The company made expensive acquisitions to create a conglomerate that would be attractive to Wall Street, creating the current debt burden. When that IPO didn’t happen — the pullback was attributed to a softening market and shrinking demand from investors that made it clear targets wouldn’t be hit — those partners then waited for an April opportunity to cash out 20% of their shares on a $3.6 billion valuation. In a difficult partner call on March 20, that event was indefinitely postponed. After the COVID-19 wallop, having tens of millions of dollars paid out to partners would have been fiscally irresponsible. However, all of these agents saw the S-1 disclosure documents made public during the IPO that showed Emanuel, Whitesell — each took $162.5 million — many other equity holders cashed out before any of the current turbulence surfaced over the past eight months, including the failed IPO. Star agents — there are between 150-180 partners with equity — who waited their turns and tempered their asks for raises and bonuses over several years were left with dashed hopes and bruised feelings.

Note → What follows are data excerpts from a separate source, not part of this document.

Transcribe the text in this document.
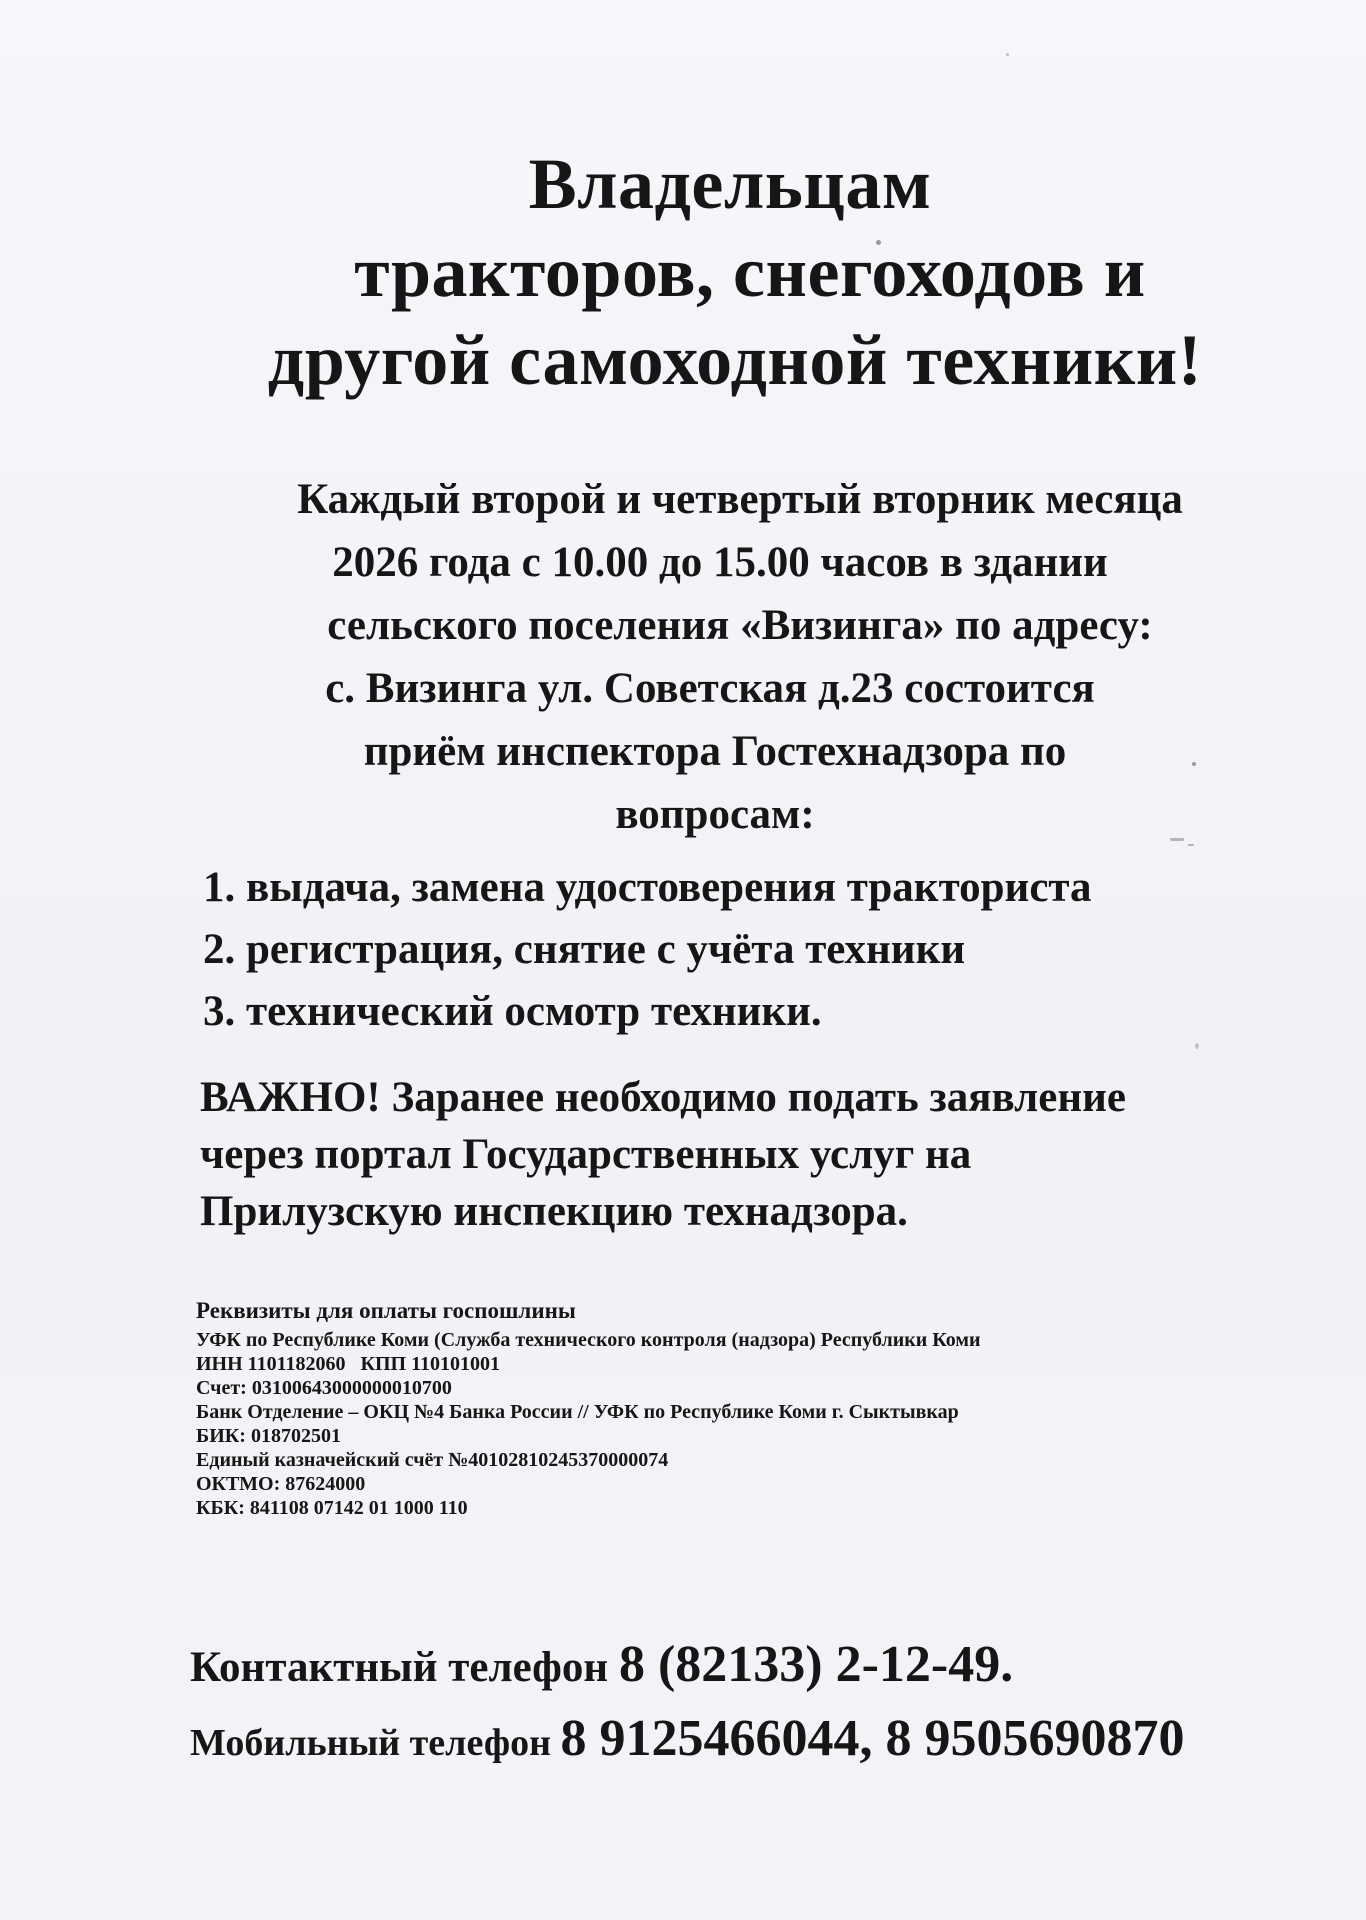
Владельцам
тракторов, снегоходов и
другой самоходной техники!
Каждый второй и четвертый вторник месяца
2026 года с 10.00 до 15.00 часов в здании
сельского поселения «Визинга» по адресу:
с. Визинга ул. Советская д.23 состоится
приём инспектора Гостехнадзора по
вопросам:
1. выдача, замена удостоверения тракториста
2. регистрация, снятие с учёта техники
3. технический осмотр техники.
ВАЖНО! Заранее необходимо подать заявление
через портал Государственных услуг на
Прилузскую инспекцию технадзора.
Реквизиты для оплаты госпошлины
УФК по Республике Коми (Служба технического контроля (надзора) Республики Коми
ИНН 1101182060   КПП 110101001
Счет: 03100643000000010700
Банк Отделение – ОКЦ №4 Банка России // УФК по Республике Коми г. Сыктывкар
БИК: 018702501
Единый казначейский счёт №40102810245370000074
ОКТМО: 87624000
КБК: 841108 07142 01 1000 110
Контактный телефон 8 (82133) 2-12-49.
Мобильный телефон 8 9125466044, 8 9505690870
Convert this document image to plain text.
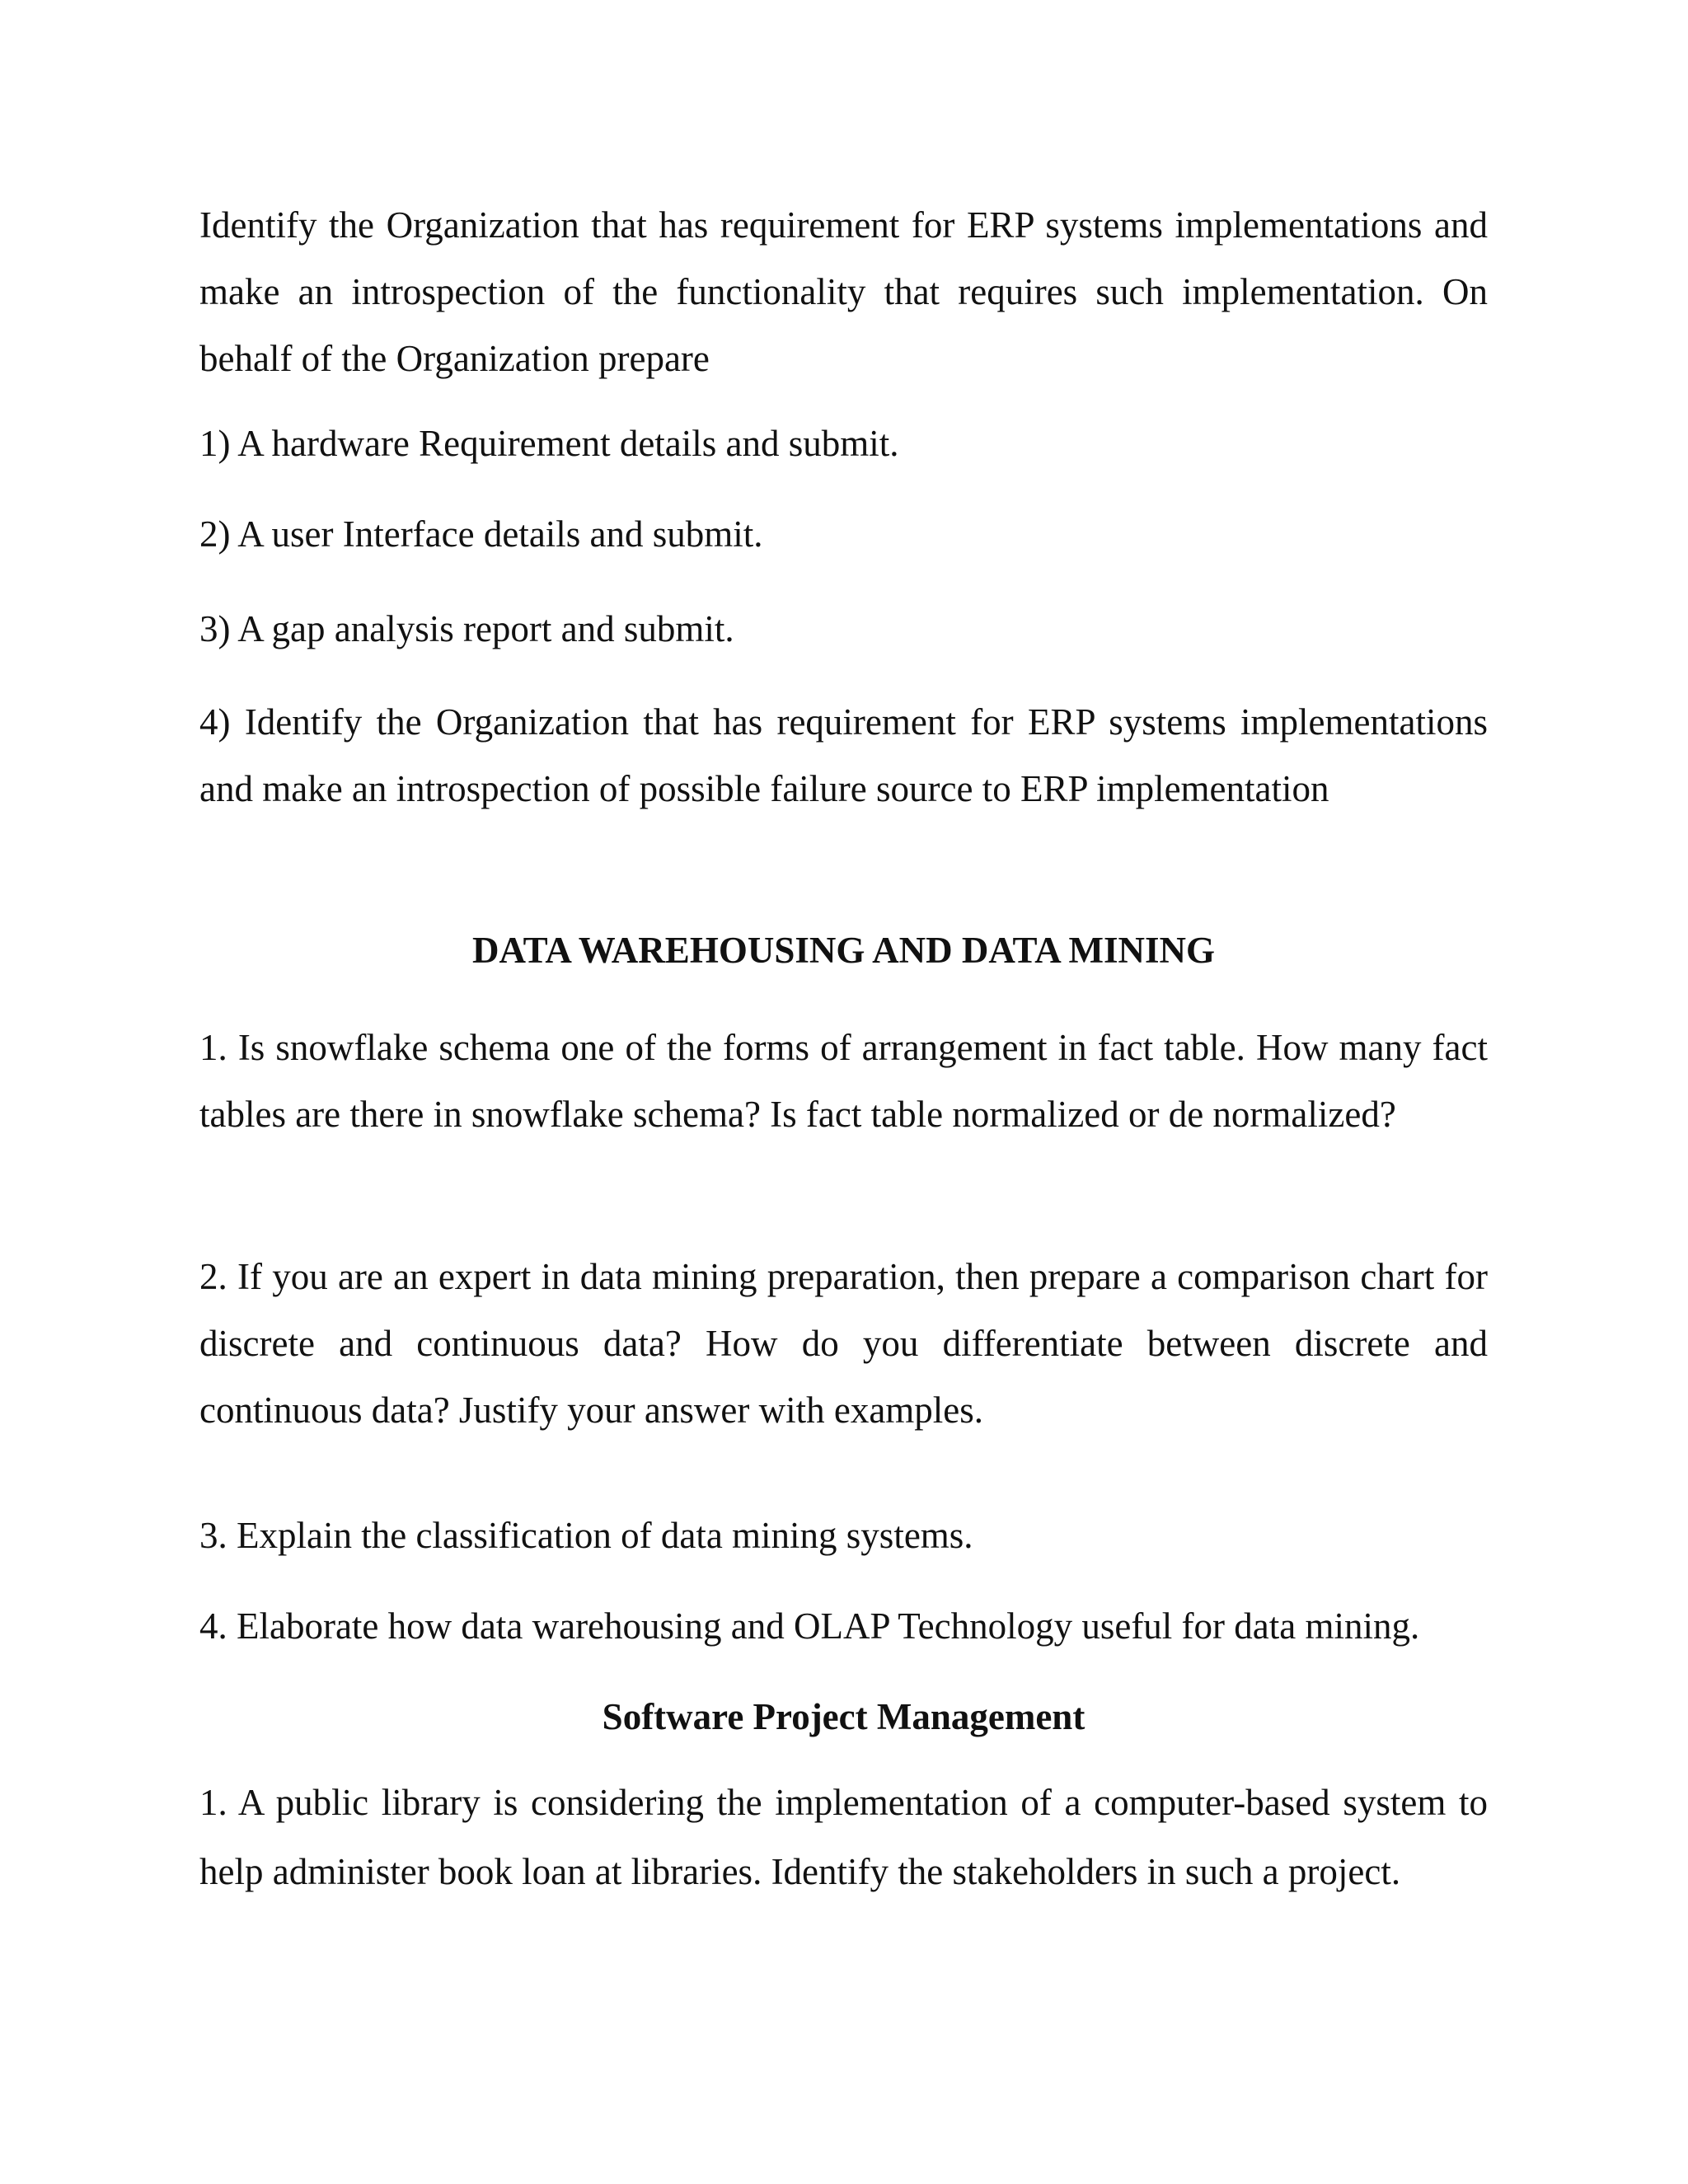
Identify the Organization that has requirement for ERP systems implementations and make an introspection of the functionality that requires such implementation. On behalf of the Organization prepare

1) A hardware Requirement details and submit.

2) A user Interface details and submit.

3) A gap analysis report and submit.

4) Identify the Organization that has requirement for ERP systems implementations and make an introspection of possible failure source to ERP implementation

DATA WAREHOUSING AND DATA MINING

1. Is snowflake schema one of the forms of arrangement in fact table. How many fact tables are there in snowflake schema? Is fact table normalized or de normalized?

2. If you are an expert in data mining preparation, then prepare a comparison chart for discrete and continuous data? How do you differentiate between discrete and continuous data? Justify your answer with examples.

3. Explain the classification of data mining systems.

4. Elaborate how data warehousing and OLAP Technology useful for data mining.

Software Project Management

1. A public library is considering the implementation of a computer-based system to help administer book loan at libraries. Identify the stakeholders in such a project.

But everybody at every agency is hurting right now, and the mission is to survive long enough to see clients get back to work, and for arenas and live event stadiums to fill again. The irony is that Endeavor’s diversity would have cushioned it against a possible writer’s strike this May, which many believe would have been a real possibility. Revenues from live events would have helped even if production dried up. Who could have predicted the world, and live revenue, would be shut so suddenly. Endeavor’s prime backer Silver Lake Partners continues to see its fortitude tested, along with the agents who have been bracing for the layoffs that will come Monday.
Every agency out there has enacted some form of these cuts and more will likely occur at percenteries and studios, so this is just the latest of the pain that will only get worse in the long road to recovery ahead, altering the Hollywood landscape forever. For Silver Lake, unless it wants to strip off assets in a fire sale, I don’t see any move other than for it to stay the course and weather the losses, made slightly easier by the painful cuts like the ones that will be made Monday.